When I look at the NHC forecast that HO cited, they appear to have picked parameters from all over the world that have been correlated in the past with hurricane number/intensity and use that to make the prediction. They don't say, but one suspects, that the choice of model parameters is the result of computer data-mining. There are grave dangers in doing prediction by datamining for things with high-correlations. If one looks at enough possible candidate variables, even if there are no true causal associations at all, something will look correlated by chance. To avoid this problem, it's important to do cross-validation - the samples used for finding the correlate variables to build the model and the samples used to test the prediction skill of the resulting model must not overlap.

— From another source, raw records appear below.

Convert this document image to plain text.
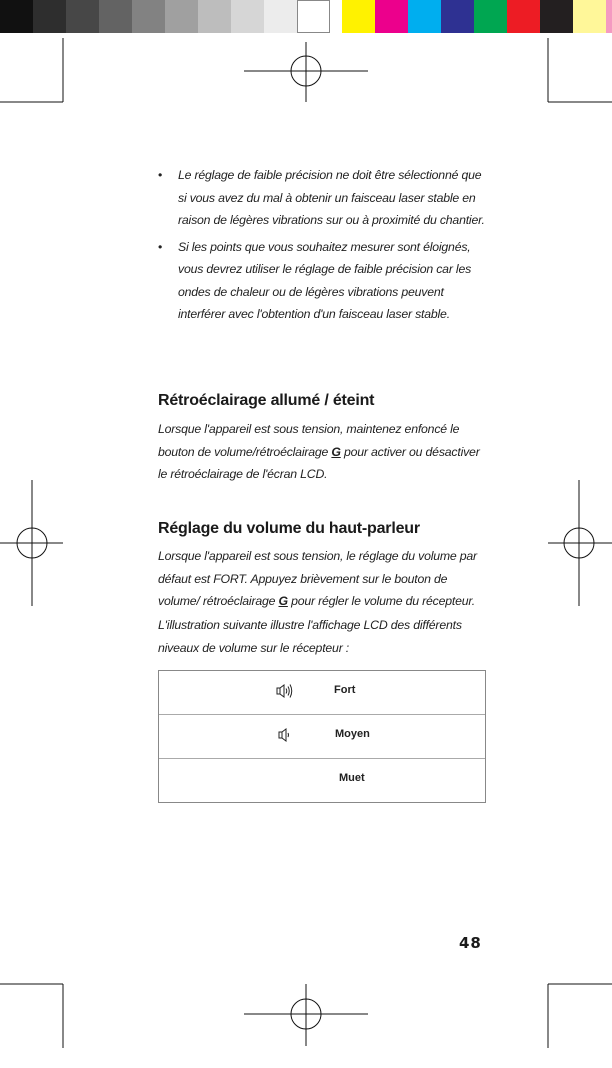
• Le réglage de faible précision ne doit être sélectionné que si vous avez du mal à obtenir un faisceau laser stable en raison de légères vibrations sur ou à proximité du chantier.
• Si les points que vous souhaitez mesurer sont éloignés, vous devrez utiliser le réglage de faible précision car les ondes de chaleur ou de légères vibrations peuvent interférer avec l'obtention d'un faisceau laser stable.
Rétroéclairage allumé / éteint

Lorsque l'appareil est sous tension, maintenez enfoncé le bouton de volume/rétroéclairage G pour activer ou désactiver le rétroéclairage de l'écran LCD.

Réglage du volume du haut-parleur

Lorsque l'appareil est sous tension, le réglage du volume par défaut est FORT. Appuyez brièvement sur le bouton de volume/ rétroéclairage G pour régler le volume du récepteur.

L'illustration suivante illustre l'affichage LCD des différents niveaux de volume sur le récepteur :

Fort
Moyen
Muet
48
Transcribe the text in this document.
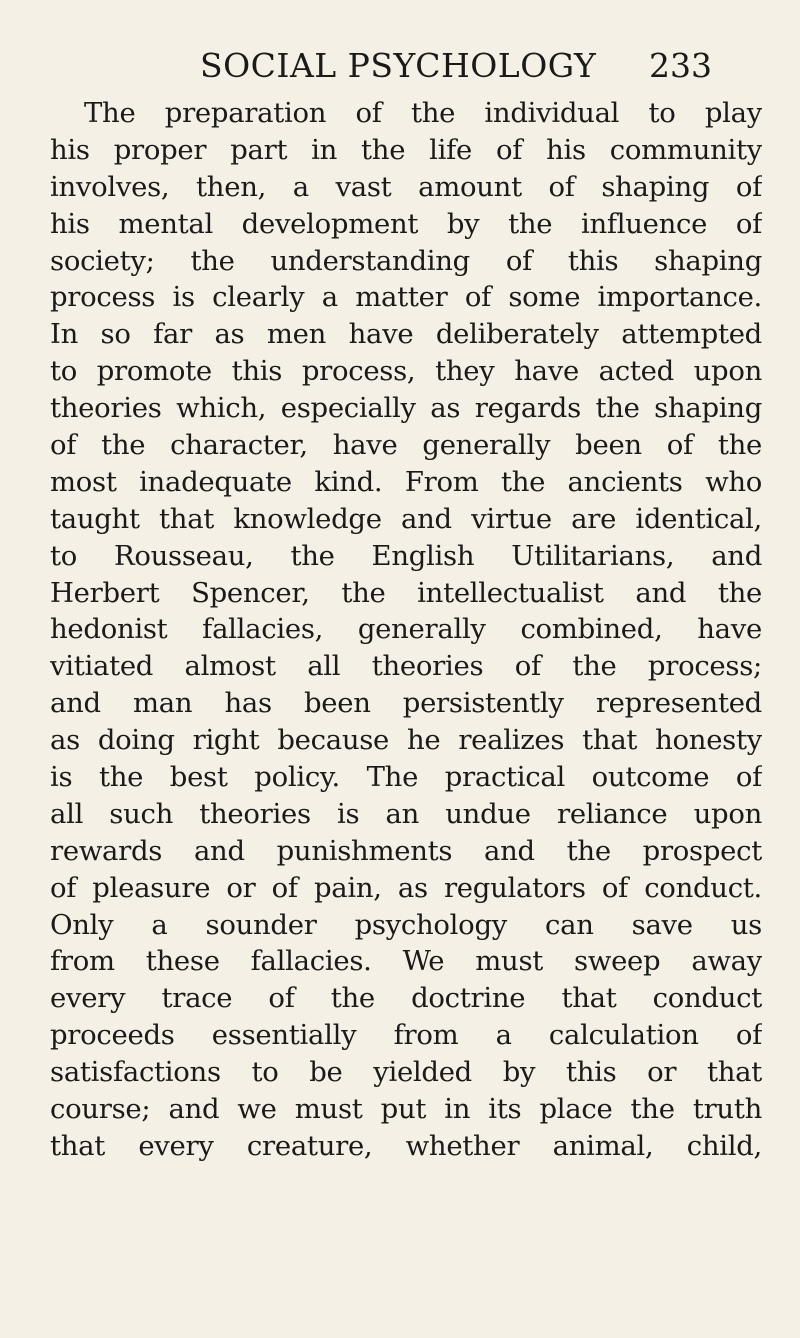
SOCIAL PSYCHOLOGY 233
The preparation of the individual to play
his proper part in the life of his community
involves, then, a vast amount of shaping of
his mental development by the influence of
society; the understanding of this shaping
process is clearly a matter of some importance.
In so far as men have deliberately attempted
to promote this process, they have acted upon
theories which, especially as regards the shaping
of the character, have generally been of the
most inadequate kind. From the ancients who
taught that knowledge and virtue are identical,
to Rousseau, the English Utilitarians, and
Herbert Spencer, the intellectualist and the
hedonist fallacies, generally combined, have
vitiated almost all theories of the process;
and man has been persistently represented
as doing right because he realizes that honesty
is the best policy. The practical outcome of
all such theories is an undue reliance upon
rewards and punishments and the prospect
of pleasure or of pain, as regulators of conduct.
Only a sounder psychology can save us
from these fallacies. We must sweep away
every trace of the doctrine that conduct
proceeds essentially from a calculation of
satisfactions to be yielded by this or that
course; and we must put in its place the truth
that every creature, whether animal, child,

It's not obvious to me that these guys understand the dangers here. But maybe they do and I just don't have enough detail on their methodology. Does anyone have more information on it?

Hmmm. In December 2004, they predicted a 69% chance of a Cat 3-4-5 hurricane hitting the US coast in 2005. We got Dennis, Katrina, Rita, and Wilma. Wilma had the lowest central pressure ever recorded in an Atlantic hurricane, and Katrina caused the highest monetary damages of any Atlantic hurricane.

In December 2003, they predicted a 68% probability of a Cat 3-4-5 hurricane hitting the US coast. We got Charlie, Ivan, and Jeanne. (Frances was only Cat 2 in Florida, though she had hit the Bahamas as a Cat 3).

So, when they say the probability of a Cat 3-4-5 strike on the US is 81% this year (versus 69% in 2005 and 68% in 2004), you should probably quake in fear :-).